Sydney provider HammondCare announced Mr Morgan-Jones’ appointment as executive chef and ‘food ambassador’ yesterday, part of chief executive Dr Stephen Judd’s quest to offer the best food possible and hopefully inspire other aged care organisations.
Dr Judd said the commitment to food service excellence was taken to a new level by the encouragement of celebrity chef Maggie Beer, who gave a keynote presentation at last year’s HammondCare conference.
“Maggie has said that she’d rather die than eat the food offered in some aged care facilities, but was glad there were exceptions,” Dr Judd said. “We have been determined to be one of those exceptions and Peter’s appointment is another step in that process.”
Mr Morgan-Jones said his cooking was based on a love of “unadulterated” food where “the flavours do the talking”, and fresh, seasonal and sustainable produce.
“I’ve worked in restaurants and hotels and have been able to share the joy of a pleasurable meal but what sold me on this new role is the care factor,” he said.
“To be able to use my food knowledge and love of cooking to improve the quality of life of older people is an amazing opportunity.
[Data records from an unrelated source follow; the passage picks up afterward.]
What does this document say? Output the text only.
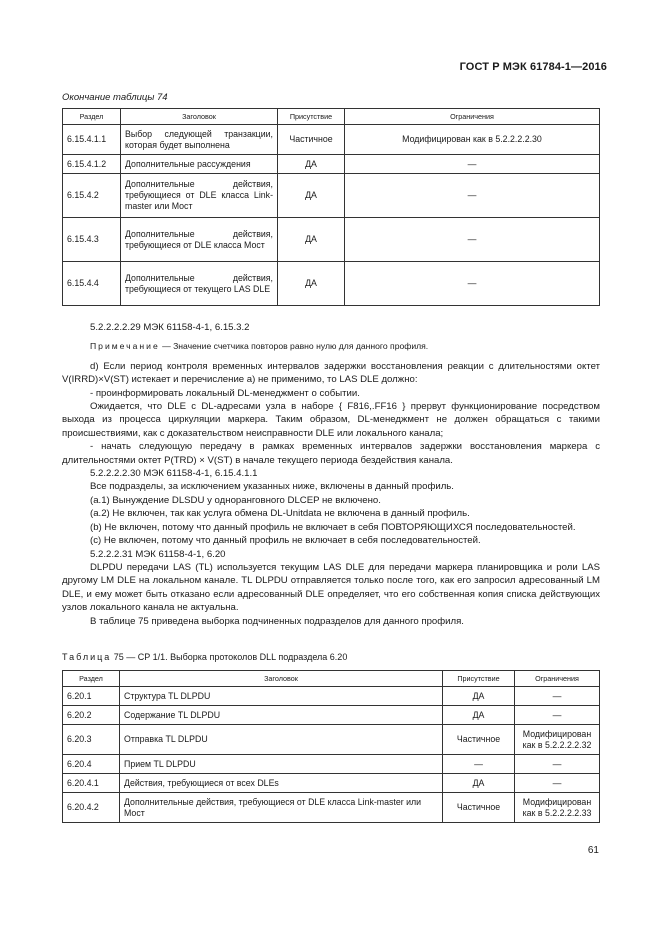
ГОСТ Р МЭК 61784-1—2016
Окончание таблицы 74
Раздел	Заголовок	Присутствие	Ограничения
6.15.4.1.1	Выбор следующей транзакции, которая будет выполнена	Частичное	Модифицирован как в 5.2.2.2.2.30
6.15.4.1.2	Дополнительные рассуждения	ДА	—
6.15.4.2	Дополнительные действия, требующиеся от DLE класса Link-master или Мост	ДА	—
6.15.4.3	Дополнительные действия, требующиеся от DLE класса Мост	ДА	—
6.15.4.4	Дополнительные действия, требующиеся от текущего LAS DLE	ДА	—

5.2.2.2.2.29 МЭК 61158-4-1, 6.15.3.2

Примечание — Значение счетчика повторов равно нулю для данного профиля.

d) Если период контроля временных интервалов задержки восстановления реакции с длительностями октет V(IRRD)×V(ST) истекает и перечисление а) не применимо, то LAS DLE должно:

- проинформировать локальный DL-менеджмент о событии.

Ожидается, что DLE с DL-адресами узла в наборе { F816,.FF16 } прервут функционирование посредством выхода из процесса циркуляции маркера. Таким образом, DL-менеджмент не должен обращаться с такими происшествиями, как с доказательством неисправности DLE или локального канала;

- начать следующую передачу в рамках временных интервалов задержки восстановления маркера с длительностями октет P(TRD) × V(ST) в начале текущего периода бездействия канала.

5.2.2.2.2.30 МЭК 61158-4-1, 6.15.4.1.1

Все подразделы, за исключением указанных ниже, включены в данный профиль.

(a.1) Вынуждение DLSDU у одноранговного DLCEP не включено.

(a.2) Не включен, так как услуга обмена DL-Unitdata не включена в данный профиль.

(b) Не включен, потому что данный профиль не включает в себя ПОВТОРЯЮЩИХСЯ последовательностей.

(c) Не включен, потому что данный профиль не включает в себя последовательностей.

5.2.2.2.31 МЭК 61158-4-1, 6.20

DLPDU передачи LAS (TL) используется текущим LAS DLE для передачи маркера планировщика и роли LAS другому LM DLE на локальном канале. TL DLPDU отправляется только после того, как его запросил адресованный LM DLE, и ему может быть отказано если адресованный DLE определяет, что его собственная копия списка действующих узлов локального канала не актуальна.

В таблице 75 приведена выборка подчиненных подразделов для данного профиля.

Таблица 75 — CP 1/1. Выборка протоколов DLL подраздела 6.20
Раздел	Заголовок	Присутствие	Ограничения
6.20.1	Структура TL DLPDU	ДА	—
6.20.2	Содержание TL DLPDU	ДА	—
6.20.3	Отправка TL DLPDU	Частичное	Модифицирован как в 5.2.2.2.2.32
6.20.4	Прием TL DLPDU	—	—
6.20.4.1	Действия, требующиеся от всех DLEs	ДА	—
6.20.4.2	Дополнительные действия, требующиеся от DLE класса Link-master или Мост	Частичное	Модифицирован как в 5.2.2.2.2.33
61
It will be great to be able to give something back.
“I’m looking forward to working with HammondCare to implement change in the food philosophy of aged care. I’m hoping my work here will be a catalyst for change across the sector.”
Meanwhile, in Frontier territory
Frontier Services, the largest provider of aged and community care in remote Australia, has also announced a new appointment this week.
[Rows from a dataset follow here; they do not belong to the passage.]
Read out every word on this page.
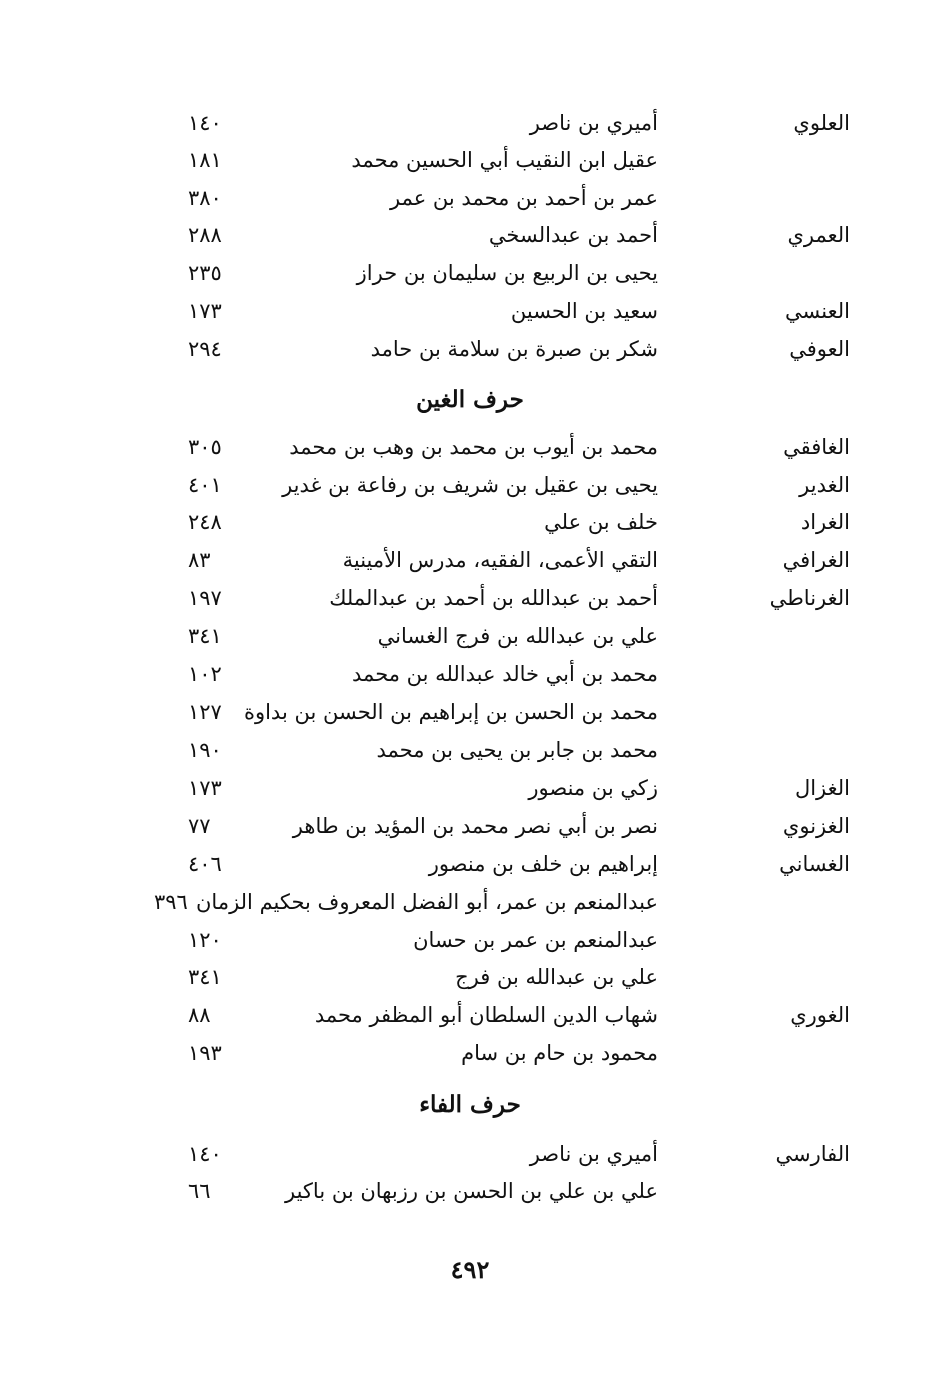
العلوي
أميري بن ناصر
١٤٠
عقيل ابن النقيب أبي الحسين محمد
١٨١
عمر بن أحمد بن محمد بن عمر
٣٨٠
العمري
أحمد بن عبدالسخي
٢٨٨
يحيى بن الربيع بن سليمان بن حراز
٢٣٥
العنسي
سعيد بن الحسين
١٧٣
العوفي
شكر بن صبرة بن سلامة بن حامد
٢٩٤
حرف الغين
الغافقي
محمد بن أيوب بن محمد بن وهب بن محمد
٣٠٥
الغدير
يحيى بن عقيل بن شريف بن رفاعة بن غدير
٤٠١
الغراد
خلف بن علي
٢٤٨
الغرافي
التقي الأعمى، الفقيه، مدرس الأمينية
٨٣
الغرناطي
أحمد بن عبدالله بن أحمد بن عبدالملك
١٩٧
علي بن عبدالله بن فرج الغساني
٣٤١
محمد بن أبي خالد عبدالله بن محمد
١٠٢
محمد بن الحسن بن إبراهيم بن الحسن بن بداوة
١٢٧
محمد بن جابر بن يحيى بن محمد
١٩٠
الغزال
زكي بن منصور
١٧٣
الغزنوي
نصر بن أبي نصر محمد بن المؤيد بن طاهر
٧٧
الغساني
إبراهيم بن خلف بن منصور
٤٠٦
عبدالمنعم بن عمر، أبو الفضل المعروف بحكيم الزمان
٣٩٦
عبدالمنعم بن عمر بن حسان
١٢٠
علي بن عبدالله بن فرج
٣٤١
الغوري
شهاب الدين السلطان أبو المظفر محمد
٨٨
محمود بن حام بن سام
١٩٣
حرف الفاء
الفارسي
أميري بن ناصر
١٤٠
علي بن علي بن الحسن بن رزبهان بن باكير
٦٦
٤٩٢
Phil Burgess will take the reins as business manager for the Northern Territory, which means he will “play an important role in supporting the strategic operations of Frontier Services’ remote aged and community care services”, according to a statement.
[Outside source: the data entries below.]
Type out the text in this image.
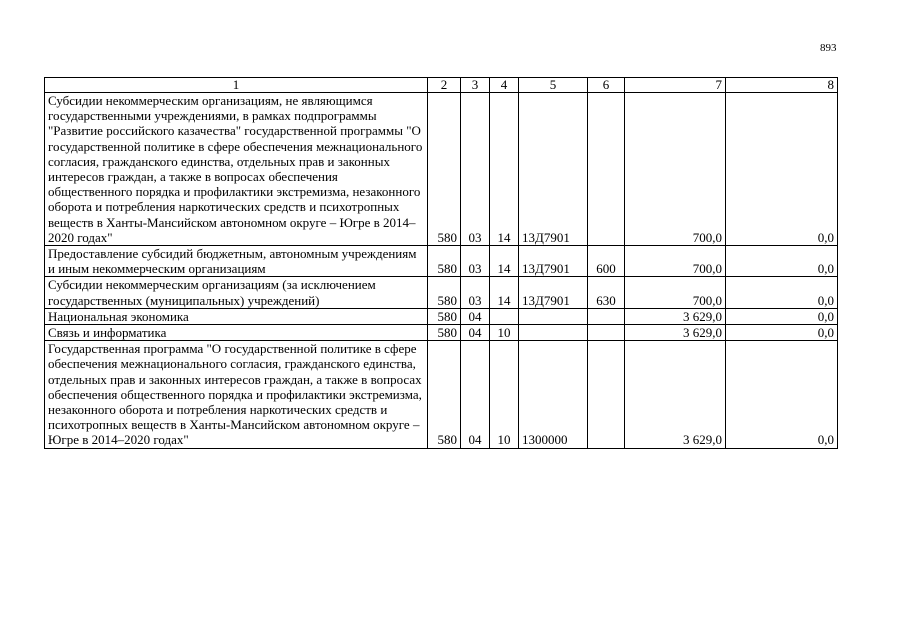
893
1	2	3	4	5	6	7	8
Субсидии некоммерческим организациям, не являющимся государственными учреждениями, в рамках подпрограммы "Развитие российского казачества" государственной программы "О государственной политике в сфере обеспечения межнационального согласия, гражданского единства, отдельных прав и законных интересов граждан, а также в вопросах обеспечения общественного порядка и профилактики экстремизма, незаконного оборота и потребления наркотических средств и психотропных веществ в Ханты-Мансийском автономном округе – Югре в 2014–2020 годах"	580	03	14	13Д7901		700,0	0,0
Предоставление субсидий бюджетным, автономным учреждениям и иным некоммерческим организациям	580	03	14	13Д7901	600	700,0	0,0
Субсидии некоммерческим организациям (за исключением государственных (муниципальных) учреждений)	580	03	14	13Д7901	630	700,0	0,0
Национальная экономика	580	04				3 629,0	0,0
Связь и информатика	580	04	10			3 629,0	0,0
Государственная программа "О государственной политике в сфере обеспечения межнационального согласия, гражданского единства, отдельных прав и законных интересов граждан, а также в вопросах обеспечения общественного порядка и профилактики экстремизма, незаконного оборота и потребления наркотических средств и психотропных веществ в Ханты-Мансийском автономном округе – Югре в 2014–2020 годах"	580	04	10	1300000		3 629,0	0,0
Above: Phil Burgess, new Northern Territory business manager for Frontier Services.
Mr Burgess said he looked forward to the challenges of living and working in the Territory and was thrilled to join the one-of-a-kind provider.
“Frontier Services is a unique organisation,” Mr Burgess said. “We take on the services and challenges that nobody else wants to take on. My role will be to serve the Frontier Services team who are working so hard on the frontline, to equip them to do their jobs in the most effective and efficient ways.”
Mr Burgess acknowledged that providing aged and community care in remote areas brought with it a whole range of challenges that did not exist for operators in the city.
“When you look at what we do – the reality is that it is uneconomical. Therefore, it is a matter of working as effectively as we can with the scant resources that we have.”
“In many ways it is an enormous challenge, but it is also an opportunity to deliver aged and community care in a way that is flexible and culturally appropriate to the people we serve.”
Mr Burgess moved from Brisbane to Alice Springs for the role, and has a background in business consulting with firms like Rio Tinto and BHP Billiton. He also brings with him experience as a business manager in community services, including with the Indigenous cross cultural training organisation Why Warriors and almost three years on the Board of Queensland Baptist Care.
At the same time, Frontier Services has farewelled long-serving manager of residential care Rosemary Jeffery, who was responsible for the management of Frontier Services’ 12 residential aged care services in Darwin, Alice Springs, Katherine and Tennant Creek in the NT, as well as Derby and Wyndham in Western Australia.
Ms Jeffery will still be involved with the development of Frontier Services staff in her new position with Dovaston Training and Assessment Centre, according to Frontier Services’ regional manager Sharon Davis.
“Rosemary’s contribution over the past 14 years has been remarkable,” Ms Davis said.